Minchat Chinukh, apparently, understood differently. He appears to have presumed that the Torah here forbids two specific actions, rather than designating the altar for an exclusive purpose which results in a generic prohibition against using it for other purposes.
Another possible expression of this conceptual question is Minchat Chinukh’s discussion later regarding the status of an offering brought at the site of the mizbach ha-ketoret, when this altar is not present. The Gemara in Masekhet Zevachim (59a) establishes that if, for whatever reason, the mizbach ha-ketoret is moved, the incense is offered at the site where the altar normally stands, even though there is currently no altar. Minchat Chinukh writes that if the incense may be offered at that site, then it stands to reason that bringing a different offering at that site transgresses the prohibition against bringing an offering instead of the incense on the incense altar. Perhaps consistent with his questioning why the Rambam listed just one prohibition, Minchat Chinukh did not consider the possibility that this prohibition is integrally linked to the altar itself. Meaning, the prohibition is defined as misusing the mizbach ha-ketoret, and thus, by definition, this prohibition does not apply in the altar’s absence. Refusing to accept this premise, Minchat Chinukh asserted that one violates this prohibition by offering a sacrifice or pouring incense at the site of the mizbach ha-ketoret, even if it is not present.
Minchat Chinukh similarly raises the question as to whether one violates this prohibition by sprinkling sacrificial blood on the mizbach ha-ketoret. (Sacrificial blood is to be sprinkled only on the other altar, which stood in the courtyard outside the Mikdash, the only exception being on Yom Kippur, when the blood of the special atonement sacrifices was sprinkled on the mizbach ha-ketoret, as the Torah briefly mentions here in Parashat Tetzaveh – 30:10.) The Torah mentions only the offering of a sacrifice, and the pouring of libations, prompting Minchat Chinukh to question the Sefer Ha-chinukh’s comment that one violates this prohibition even by sprinkling sacrificial blood on the mizbach ha-ketoret – something which is not mentioned here by the Torah.
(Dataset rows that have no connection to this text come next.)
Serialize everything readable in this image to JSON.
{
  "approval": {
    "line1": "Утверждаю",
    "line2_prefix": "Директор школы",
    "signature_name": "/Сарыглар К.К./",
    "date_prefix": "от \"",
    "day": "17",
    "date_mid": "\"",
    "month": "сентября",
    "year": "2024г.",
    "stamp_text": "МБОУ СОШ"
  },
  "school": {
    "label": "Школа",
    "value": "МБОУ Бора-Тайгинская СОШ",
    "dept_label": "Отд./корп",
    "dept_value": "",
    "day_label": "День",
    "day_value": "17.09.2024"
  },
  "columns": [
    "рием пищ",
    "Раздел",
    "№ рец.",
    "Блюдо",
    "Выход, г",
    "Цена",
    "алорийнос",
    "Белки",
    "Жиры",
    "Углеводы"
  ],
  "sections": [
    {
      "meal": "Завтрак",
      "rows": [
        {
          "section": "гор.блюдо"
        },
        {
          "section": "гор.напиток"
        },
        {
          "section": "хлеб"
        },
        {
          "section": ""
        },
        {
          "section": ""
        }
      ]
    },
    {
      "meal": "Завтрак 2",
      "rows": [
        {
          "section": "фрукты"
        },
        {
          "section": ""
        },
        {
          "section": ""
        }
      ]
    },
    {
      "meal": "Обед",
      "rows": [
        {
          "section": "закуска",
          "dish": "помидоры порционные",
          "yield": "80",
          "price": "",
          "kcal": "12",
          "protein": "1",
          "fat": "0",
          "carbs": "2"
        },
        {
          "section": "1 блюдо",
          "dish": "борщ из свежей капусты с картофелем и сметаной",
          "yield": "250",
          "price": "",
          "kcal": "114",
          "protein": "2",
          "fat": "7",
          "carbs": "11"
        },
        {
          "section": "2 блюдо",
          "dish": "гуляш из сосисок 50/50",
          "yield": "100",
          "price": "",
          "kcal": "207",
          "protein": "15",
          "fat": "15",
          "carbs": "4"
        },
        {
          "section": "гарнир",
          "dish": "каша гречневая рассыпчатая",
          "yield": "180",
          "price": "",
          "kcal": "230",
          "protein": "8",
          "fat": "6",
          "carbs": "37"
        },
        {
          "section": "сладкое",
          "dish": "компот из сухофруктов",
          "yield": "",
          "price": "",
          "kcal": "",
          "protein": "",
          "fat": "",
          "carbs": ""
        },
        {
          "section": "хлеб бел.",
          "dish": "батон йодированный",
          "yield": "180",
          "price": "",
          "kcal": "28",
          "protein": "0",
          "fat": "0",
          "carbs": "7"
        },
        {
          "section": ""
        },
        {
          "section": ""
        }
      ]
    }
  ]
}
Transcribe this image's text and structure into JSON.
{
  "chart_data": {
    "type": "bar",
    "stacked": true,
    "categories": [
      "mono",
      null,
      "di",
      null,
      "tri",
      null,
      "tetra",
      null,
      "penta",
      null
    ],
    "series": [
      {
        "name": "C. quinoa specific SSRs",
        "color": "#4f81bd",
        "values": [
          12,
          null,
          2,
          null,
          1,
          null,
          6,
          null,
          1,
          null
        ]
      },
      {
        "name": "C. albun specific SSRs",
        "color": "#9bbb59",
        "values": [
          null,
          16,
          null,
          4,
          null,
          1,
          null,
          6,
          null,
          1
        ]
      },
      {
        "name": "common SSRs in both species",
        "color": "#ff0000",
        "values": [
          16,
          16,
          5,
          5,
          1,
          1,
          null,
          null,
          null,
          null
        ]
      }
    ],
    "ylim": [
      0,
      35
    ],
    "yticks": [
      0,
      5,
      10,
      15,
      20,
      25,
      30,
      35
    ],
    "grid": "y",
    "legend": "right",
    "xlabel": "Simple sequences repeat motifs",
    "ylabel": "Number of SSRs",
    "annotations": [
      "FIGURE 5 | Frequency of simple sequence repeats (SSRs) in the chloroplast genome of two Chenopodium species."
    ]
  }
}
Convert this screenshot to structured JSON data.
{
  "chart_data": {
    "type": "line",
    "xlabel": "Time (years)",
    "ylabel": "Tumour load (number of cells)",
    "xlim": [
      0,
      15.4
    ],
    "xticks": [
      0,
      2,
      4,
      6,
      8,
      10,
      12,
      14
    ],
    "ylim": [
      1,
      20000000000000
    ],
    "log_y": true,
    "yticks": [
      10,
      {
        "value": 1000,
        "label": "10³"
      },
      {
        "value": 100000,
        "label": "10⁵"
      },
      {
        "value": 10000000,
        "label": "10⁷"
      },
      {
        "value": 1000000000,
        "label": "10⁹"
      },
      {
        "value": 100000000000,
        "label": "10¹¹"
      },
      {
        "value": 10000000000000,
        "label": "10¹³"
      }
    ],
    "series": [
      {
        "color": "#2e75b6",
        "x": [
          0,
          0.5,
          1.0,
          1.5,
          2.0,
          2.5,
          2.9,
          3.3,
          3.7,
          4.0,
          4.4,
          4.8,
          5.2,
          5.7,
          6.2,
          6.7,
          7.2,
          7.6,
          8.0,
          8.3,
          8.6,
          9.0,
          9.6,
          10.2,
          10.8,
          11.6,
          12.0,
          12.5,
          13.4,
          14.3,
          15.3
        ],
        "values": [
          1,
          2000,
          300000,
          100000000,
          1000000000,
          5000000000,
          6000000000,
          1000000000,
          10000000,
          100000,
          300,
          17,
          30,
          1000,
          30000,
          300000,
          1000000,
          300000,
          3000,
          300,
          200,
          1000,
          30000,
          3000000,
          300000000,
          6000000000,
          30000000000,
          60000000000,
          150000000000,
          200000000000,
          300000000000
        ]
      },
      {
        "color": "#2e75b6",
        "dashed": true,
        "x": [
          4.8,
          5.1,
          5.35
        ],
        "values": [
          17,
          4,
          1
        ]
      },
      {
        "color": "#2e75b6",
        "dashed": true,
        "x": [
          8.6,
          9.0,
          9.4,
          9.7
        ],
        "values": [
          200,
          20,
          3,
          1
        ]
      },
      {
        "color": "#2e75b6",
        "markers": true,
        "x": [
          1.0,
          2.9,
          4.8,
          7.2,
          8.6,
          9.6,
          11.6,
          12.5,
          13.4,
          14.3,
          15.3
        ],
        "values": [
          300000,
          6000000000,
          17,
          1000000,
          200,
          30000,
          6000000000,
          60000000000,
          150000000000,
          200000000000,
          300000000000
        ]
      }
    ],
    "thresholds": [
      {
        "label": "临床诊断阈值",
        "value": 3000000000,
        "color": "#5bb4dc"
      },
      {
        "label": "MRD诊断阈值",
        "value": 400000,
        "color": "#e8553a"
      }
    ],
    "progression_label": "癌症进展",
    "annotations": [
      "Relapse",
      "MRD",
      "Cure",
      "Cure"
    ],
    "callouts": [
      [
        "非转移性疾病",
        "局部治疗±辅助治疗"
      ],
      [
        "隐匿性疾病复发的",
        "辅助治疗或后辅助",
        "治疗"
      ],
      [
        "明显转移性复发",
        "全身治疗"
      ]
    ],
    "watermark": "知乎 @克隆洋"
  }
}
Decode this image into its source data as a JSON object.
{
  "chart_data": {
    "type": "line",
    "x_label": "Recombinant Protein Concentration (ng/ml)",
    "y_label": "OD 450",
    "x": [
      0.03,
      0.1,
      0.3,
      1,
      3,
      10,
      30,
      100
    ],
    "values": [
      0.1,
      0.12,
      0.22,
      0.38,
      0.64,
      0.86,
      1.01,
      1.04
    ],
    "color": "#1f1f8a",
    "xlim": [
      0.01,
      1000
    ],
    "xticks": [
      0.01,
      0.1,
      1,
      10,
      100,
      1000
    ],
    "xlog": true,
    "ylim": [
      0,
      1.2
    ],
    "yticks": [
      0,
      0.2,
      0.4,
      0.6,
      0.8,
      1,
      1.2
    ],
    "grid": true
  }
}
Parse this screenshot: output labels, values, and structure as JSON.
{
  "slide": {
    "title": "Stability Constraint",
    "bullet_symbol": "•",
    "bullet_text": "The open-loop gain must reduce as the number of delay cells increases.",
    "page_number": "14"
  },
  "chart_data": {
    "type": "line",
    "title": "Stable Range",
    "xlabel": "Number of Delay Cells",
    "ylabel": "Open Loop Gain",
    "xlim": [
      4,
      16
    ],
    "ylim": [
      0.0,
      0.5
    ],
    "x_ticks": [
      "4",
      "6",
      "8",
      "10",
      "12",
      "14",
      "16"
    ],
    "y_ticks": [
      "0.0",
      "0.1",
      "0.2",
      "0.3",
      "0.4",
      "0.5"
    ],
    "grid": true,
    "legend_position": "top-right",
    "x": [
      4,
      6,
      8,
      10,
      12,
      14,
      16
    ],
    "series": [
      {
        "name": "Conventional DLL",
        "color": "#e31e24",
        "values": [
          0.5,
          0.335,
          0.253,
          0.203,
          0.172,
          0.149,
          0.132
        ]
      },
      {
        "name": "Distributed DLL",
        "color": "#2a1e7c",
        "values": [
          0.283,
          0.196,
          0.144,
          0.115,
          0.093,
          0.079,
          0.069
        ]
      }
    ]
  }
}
Once again, Minchat Chinukh did not consider the possibility that the Torah here simply establishes the incense offering as the exclusive function of this altar, thus resulting in a generic prohibition against using it for any other ritual purpose. This appears to have been the perspective of the Sefer Ha-chinukh, and so he applied this prohibition even to rituals which were not specified by the Torah, as the Torah here issues a single, generic command forbidding using the incense altar for a different purpose than the one for which it is made.